En ce qui concerne la matière première, n'importe quel bois de chauffage lui convient mais il préfère quand même les bois de noyer, d'ormeau, de buis et de hêtre, des bois faciles à travailler, résistants, qui ne se fendent pas, ni ne s'écaillent. Pour les couleurs, il possède quelques recettes personnelles composées d'oxyde de fer, de gale de chêne ou d'essence de térébenthine. Ces mélanges lui permettent de donner une couleur très naturelle à ses réalisations qui ont un aspect à la fois rustique et patiné.
Joseph choisit ses modèles dans ses souvenirs d'enfance. Il sculpte ainsi des bergers typiques des Pyrénées avec leur pèlerine et leur bâton. Il en a de toutes les formes et de toutes les tailles. Il redonne également vie aux anciens pélerins de Compostelle ou prend pour sujet des thèmes bibliques (Adam et Eve, le Christ sur sa croix taillés dans le même bloc).

Il aime également sculpter la nature qui nous entoure. Le règne végétal d'abord avec des cèpes plus vrais que nature. Joseph raconte comment il a un jour piégé un vendeur de champignons, sur un marché local, en déposant l'une de ses répliques en bois près de l'étal. Celui là n'y a vu que du feu pendant un court moment et a pris l'objet pour un authentique et énorme spécimen. Le règne animal fait aussi partie de ses modèles avec notamment des chouettes et des hiboux qui pourraient presque hululer.

L'homme peut aussi avoir ses grâces et Joseph ne se prive pas de réaliser quelques caricatures politiques qui donnent ainsi tout leur sens à la fameuse langue de bois.
Le sculpteur de Baziège se lance également quelques beaux défis tels la sculpture sur des noyaux d'olives. Patiemment, il donne la forme au noyau avant de creuser son centre pour créer par exemple de minuscules sabots.

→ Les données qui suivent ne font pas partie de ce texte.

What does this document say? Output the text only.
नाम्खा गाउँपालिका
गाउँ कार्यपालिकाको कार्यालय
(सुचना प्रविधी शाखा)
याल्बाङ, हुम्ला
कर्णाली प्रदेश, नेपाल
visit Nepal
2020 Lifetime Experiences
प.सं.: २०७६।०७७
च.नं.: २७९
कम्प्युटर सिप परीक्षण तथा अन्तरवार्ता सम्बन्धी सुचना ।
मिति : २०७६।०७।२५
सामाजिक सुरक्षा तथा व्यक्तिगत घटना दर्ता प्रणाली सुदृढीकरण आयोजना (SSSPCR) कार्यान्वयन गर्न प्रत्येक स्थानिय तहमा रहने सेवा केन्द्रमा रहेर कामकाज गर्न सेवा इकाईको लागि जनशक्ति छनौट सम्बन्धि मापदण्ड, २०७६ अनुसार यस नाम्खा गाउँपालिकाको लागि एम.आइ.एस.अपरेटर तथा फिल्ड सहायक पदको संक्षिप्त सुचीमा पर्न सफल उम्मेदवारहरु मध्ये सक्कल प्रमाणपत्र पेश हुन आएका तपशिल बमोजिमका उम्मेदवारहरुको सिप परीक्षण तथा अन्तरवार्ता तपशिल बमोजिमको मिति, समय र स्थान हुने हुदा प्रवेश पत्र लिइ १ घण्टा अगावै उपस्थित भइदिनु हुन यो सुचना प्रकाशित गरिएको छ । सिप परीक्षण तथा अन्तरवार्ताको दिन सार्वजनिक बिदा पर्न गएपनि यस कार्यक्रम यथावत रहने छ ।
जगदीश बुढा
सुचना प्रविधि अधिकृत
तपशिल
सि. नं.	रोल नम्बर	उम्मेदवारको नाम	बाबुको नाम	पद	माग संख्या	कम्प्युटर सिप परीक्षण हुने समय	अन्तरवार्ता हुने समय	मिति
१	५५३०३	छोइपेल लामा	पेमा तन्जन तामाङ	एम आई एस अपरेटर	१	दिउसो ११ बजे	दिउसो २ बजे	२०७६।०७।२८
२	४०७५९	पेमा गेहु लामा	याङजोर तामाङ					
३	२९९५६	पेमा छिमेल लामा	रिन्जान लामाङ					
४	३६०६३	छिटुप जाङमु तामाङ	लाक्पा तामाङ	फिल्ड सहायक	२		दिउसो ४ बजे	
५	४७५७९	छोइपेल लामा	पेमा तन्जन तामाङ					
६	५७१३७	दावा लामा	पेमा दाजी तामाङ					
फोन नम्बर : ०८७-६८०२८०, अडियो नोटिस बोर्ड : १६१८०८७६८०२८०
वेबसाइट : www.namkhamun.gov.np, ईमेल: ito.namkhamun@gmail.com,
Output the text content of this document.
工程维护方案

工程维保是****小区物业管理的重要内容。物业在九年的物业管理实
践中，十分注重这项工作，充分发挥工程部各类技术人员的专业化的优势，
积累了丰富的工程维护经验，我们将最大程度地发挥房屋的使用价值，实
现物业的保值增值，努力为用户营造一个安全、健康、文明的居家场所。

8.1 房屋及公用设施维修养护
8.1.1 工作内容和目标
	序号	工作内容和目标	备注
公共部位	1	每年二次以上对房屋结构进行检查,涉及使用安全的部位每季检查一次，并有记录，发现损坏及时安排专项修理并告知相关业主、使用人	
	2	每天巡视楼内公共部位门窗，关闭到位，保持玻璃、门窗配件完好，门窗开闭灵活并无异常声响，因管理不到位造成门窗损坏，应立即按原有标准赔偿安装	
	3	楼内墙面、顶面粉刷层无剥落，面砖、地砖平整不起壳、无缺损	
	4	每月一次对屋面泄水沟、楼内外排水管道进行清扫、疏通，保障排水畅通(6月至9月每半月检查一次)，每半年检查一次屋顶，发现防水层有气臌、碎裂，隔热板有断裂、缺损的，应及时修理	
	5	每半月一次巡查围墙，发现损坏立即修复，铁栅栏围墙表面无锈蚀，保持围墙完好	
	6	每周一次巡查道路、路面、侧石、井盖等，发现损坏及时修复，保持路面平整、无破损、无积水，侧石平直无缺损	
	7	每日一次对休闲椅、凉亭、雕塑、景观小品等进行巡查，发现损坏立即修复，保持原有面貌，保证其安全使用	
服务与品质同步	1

Mais sa plus grande réalisation est incontestablement un monumental jeu d'échec entièrement réalisé à la main et dont les pièces font toutes une dizaine de centimètres de haut. Des pièces qui sont taillées en un seul morceau dans le bois puis sont soit teintes avec une couleur brune, soit laissées dans la couleur brute du bois d'origine. Joseph a passé une journée de travail sur chaque pièce soit plus d'un mois au total pour réaliser l'ensemble du jeu. Celui-ci trône désormais au centre de son salon ; car Joseph ne sculpte pas pour les autres mais avant tout pour lui. Il avoue même que se séparer d'un objet donné à un voisin ou un ami lui arrache toujours le coeur.

Le travail de veilleur de nuit que Joseph exerca jusqu'à sa retraite, lui a laissé suffisamment de temps libre pour pouvoir exercer sa fibre artistique. Durant toute sa carrière professionnelle, il pensait la nuit aux objets qu'il allait réaliser, les dessinait déjà par avance avant de les sculpter le jour. La retraite lui a permis de consacrer tout son temps libre à sa passion et les sculptures ont aujourd'hui envahi sa maison qui reste son principal lieu d'exposition. Il a certes déjà participé à de nombreuses foires dans la région mais n'apprécie pas cette publicité un peu tapageuse.
Peut-être, malgré tout, pourrez-vous vous-même croiser au détour d'un marché, les réalisations typiques du gâte-bois de Baziège.